The leader-client relationship comes up often:

1. A service that has an API is the "leader" for first-party or third-party
   clients in the wild that are accessing the service's data. The server
   will get a spec update, and clients will have to update their code to
   take advantage of the new spec.

2. Within a fleet of servers, you may have two clusters that communicate
   with each other, one of which receives scheduled updates before the
   other.

A known leader can be stricter with what it receives from clients:

* When the leader is acting as a recipient, it should reject any struct
  fields it is unaware of. It knows that the unknown fields are not because
  the client, acting as a sender, has a newer version of the spec.

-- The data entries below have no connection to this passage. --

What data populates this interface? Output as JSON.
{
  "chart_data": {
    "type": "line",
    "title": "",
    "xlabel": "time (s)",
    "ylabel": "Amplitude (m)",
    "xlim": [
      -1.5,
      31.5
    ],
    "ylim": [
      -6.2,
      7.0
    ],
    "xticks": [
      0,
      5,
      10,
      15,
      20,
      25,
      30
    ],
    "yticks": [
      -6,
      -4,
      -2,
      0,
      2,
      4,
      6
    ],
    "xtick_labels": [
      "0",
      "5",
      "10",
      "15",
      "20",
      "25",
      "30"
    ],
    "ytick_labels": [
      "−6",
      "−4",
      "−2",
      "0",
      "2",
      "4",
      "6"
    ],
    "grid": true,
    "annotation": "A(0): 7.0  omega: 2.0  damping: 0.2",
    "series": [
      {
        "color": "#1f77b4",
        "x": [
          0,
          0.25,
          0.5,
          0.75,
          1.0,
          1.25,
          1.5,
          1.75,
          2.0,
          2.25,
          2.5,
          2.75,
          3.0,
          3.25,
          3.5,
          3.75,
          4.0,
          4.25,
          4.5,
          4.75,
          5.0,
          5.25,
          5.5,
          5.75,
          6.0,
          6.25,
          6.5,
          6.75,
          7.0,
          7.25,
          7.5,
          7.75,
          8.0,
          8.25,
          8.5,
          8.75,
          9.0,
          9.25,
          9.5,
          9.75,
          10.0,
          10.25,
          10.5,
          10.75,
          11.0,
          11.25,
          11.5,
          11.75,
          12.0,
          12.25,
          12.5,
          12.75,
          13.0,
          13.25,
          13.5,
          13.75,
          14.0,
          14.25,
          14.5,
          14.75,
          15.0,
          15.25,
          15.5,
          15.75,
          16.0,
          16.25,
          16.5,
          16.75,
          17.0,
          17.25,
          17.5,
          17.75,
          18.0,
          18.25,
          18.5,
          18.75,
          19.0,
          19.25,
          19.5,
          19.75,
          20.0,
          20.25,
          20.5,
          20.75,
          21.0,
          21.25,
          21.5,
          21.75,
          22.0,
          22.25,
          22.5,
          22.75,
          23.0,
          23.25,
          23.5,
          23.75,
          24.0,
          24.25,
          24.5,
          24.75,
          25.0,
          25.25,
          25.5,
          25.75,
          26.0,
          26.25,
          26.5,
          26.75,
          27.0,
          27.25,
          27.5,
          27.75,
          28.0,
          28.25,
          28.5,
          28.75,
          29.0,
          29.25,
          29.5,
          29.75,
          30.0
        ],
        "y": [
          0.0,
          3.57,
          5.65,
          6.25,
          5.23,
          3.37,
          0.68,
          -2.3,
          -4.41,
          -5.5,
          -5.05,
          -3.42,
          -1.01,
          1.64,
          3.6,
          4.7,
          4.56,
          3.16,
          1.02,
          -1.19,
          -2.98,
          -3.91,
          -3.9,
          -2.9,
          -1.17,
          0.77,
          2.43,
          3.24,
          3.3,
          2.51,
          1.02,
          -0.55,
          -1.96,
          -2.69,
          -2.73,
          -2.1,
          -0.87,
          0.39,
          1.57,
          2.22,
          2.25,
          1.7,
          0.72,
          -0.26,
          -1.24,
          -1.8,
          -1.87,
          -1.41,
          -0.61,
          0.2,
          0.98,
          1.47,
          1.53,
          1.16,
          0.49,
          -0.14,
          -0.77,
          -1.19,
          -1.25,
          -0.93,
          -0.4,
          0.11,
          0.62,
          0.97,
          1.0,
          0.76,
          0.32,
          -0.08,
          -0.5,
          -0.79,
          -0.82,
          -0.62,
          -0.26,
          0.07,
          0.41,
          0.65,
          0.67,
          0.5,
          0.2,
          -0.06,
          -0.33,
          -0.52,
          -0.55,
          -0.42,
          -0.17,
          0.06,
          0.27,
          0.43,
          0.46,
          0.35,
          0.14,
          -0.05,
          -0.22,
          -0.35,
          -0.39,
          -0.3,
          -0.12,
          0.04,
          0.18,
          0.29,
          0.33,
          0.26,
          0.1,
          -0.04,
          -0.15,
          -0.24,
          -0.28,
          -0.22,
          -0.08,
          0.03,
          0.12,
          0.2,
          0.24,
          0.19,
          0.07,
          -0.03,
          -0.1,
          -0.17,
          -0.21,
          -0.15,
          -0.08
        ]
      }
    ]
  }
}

  * Since a client acting as a recipient may have an older spec, it
    should retain the behavior of ignoring unknown fields.

* If the leader is acting as a recipient, it should reject all unknown
  tags even if the union specifies a catch-all.

* If the leader is acting as a recipient, any tag with type Void should
  have no associated value in the serialized message since it's not
  possible for a client to have converted the data type to something else.

[TODO] There are more nuanced backwards compatible changes such as: A tag
can be removed if the union is only sent from the server to a client. Will this
level of detail just lead to errors in practice?

Route Versioning
================

Building language facilities to ease route versioning has yet to be fully
addressed. Right now, if you know you are making a backwards incompatible
change, we suggest the following verbose approach:

* Create a new route.

  * The Stone language syntax supports specifying a version number for a
    route. You can attach the version number to the end of the route name
    separated by a `:`. For example, to introduce version 2 for
    ``/get_account``, use the annotation ``/get_account:2``.

* Copy the definition of any data types that are changing in a backwards
  incompatible way. For example, if the response data type is undergoing an
  incompatible change, duplicate the response data type, give it a new
  name, and make the necessary modifications.

* Be sure to update the route signature to reference the new data type.

Future Work
===========

Building in a lint checker into the ``stone`` command-line interface that
warns if a spec change is backwards incompatible based on the revision history.
This assumes that the spec file is in a version-tracking system like git or hg.